Karena perasaan-perasaan yang kemudian dieksplorasi dengan struktur film yang sangat menjanjikan ini ternyata perasaan-perasaan yang itu-itu juga: cinta, kekosongan hidup kaum petit titit bourgeois Jakarta, dan cinta lagi, coming of age, dan cinta lagi. Tema-tema yang sudah berkali-kali dibahas oleh film-film Indonesia yang katanya non-mainstream namun dibuat oleh pekerja-pekerja film yang dekat dengan kekuasaan realpolitik di Jakarta, sekelompok orang yang dihubungkan oleh Six Degrees Of Jajang C. Noer. Dari 3 Hari Untuk Selamanya (coming of age), Pintu Terlarang (the discreet emptiness of the bourgeoisie), sampai Postcards From The Zoo (everything in between)—aku sudah bosan menonton film tentang kelas menengah Zakarta dan kegelisahan-kegelisahan narsisistik mereka. Waktu nonton Negeri Di Bawah Kabut karya Salahuddin Siregar yang bercerita tentang alienasi penduduk sebuah desa di kaki Gunung Merbabu–dan bukan alienasi terhadap diri mereka sendiri tapi alienasi mereka oleh negara!—rasanya seperti menghirup udara segar pegunungan beneran setelah sekian lama menyedot knalpot Metro Mini.

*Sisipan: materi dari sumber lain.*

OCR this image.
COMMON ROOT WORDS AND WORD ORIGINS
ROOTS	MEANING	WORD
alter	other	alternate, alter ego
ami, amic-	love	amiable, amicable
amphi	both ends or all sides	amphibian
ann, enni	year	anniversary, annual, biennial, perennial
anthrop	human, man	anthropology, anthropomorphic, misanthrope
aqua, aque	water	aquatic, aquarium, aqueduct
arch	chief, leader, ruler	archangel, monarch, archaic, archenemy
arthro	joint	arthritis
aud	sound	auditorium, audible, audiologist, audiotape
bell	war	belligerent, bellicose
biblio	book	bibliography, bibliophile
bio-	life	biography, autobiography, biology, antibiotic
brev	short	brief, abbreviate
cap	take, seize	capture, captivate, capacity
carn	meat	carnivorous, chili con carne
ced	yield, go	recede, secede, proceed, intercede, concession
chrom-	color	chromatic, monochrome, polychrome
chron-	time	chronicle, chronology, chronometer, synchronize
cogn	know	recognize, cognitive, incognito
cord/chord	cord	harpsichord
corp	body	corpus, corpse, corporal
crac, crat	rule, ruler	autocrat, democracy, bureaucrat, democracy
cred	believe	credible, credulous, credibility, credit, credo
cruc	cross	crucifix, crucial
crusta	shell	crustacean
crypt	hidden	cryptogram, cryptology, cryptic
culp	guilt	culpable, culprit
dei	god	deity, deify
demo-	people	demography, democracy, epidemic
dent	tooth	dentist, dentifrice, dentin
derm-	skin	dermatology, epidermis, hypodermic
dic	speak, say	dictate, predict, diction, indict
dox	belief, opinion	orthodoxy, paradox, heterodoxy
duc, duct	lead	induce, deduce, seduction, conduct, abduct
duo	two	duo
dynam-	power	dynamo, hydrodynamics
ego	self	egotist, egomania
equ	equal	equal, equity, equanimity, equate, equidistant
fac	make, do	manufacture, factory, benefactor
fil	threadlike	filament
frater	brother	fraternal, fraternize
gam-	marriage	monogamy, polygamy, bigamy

Aku bosan menonton scene-scene yang fungsinya hanya seperti dokumenter terselubung tentang kehidupan kelas menengah aspirasional pembuatnya: sebuah kelas balet, lengkap dengan instrukturnya yang meneriakkan glosari jargon balet dari Allongé sampai Tombé (bandingkan dengan scene kelas berkuda di Berbagi Suami), interior sebuah Alphard berisi seorang tante-tante sosialita yang memberikan M.A.C-up tips kepada anaknya (bandingkan dengan Mama Talida yang overbearing di Pintu Terlarang), kemudian sebuah kos berisi pasangan muda yang berbincang sok filosofis padahal dangkal tentang cinta (bandingkan dengan Radit & Jani).
Apakah kegelisahan-kegelisahan kita hanya itu(-itu) saja? Buatku, Postcards From The Zoo jadi sangat mencengangkan karena struktur fallen peaceable kingdomnya ternyata mengusik dan mengulik banyak sekali problema masa kini yang tidak aku sangka sedang mempengaruhi hidupku. Seperti peran lagu soundtrack Kebun Binatang Ragunan dalam memori kolektif manusia Zakarta umur 30-an, peran mimikri dalam menundukkan kebinatangan Jakarta, kesepian individu-individu Jakarta jika dilihat dari sudut pandang seekor jerapah, paralel dan kontradiksi antara dunia binatang dan manusia (siapakah yang lebih binatang? Apakah sebenarnya kebinatangan itu?), petualangan seorang hetaira modern dalam sosok Lana, etc, etc. Bangunan film Postcards From The Zoo yang surreal/Uncle Boonmee-like itu jadi termanfaatkan maksimal karena masalah-masalah kemanusiaan yang ingin dibicarakan auteur-nya tidak kacangan.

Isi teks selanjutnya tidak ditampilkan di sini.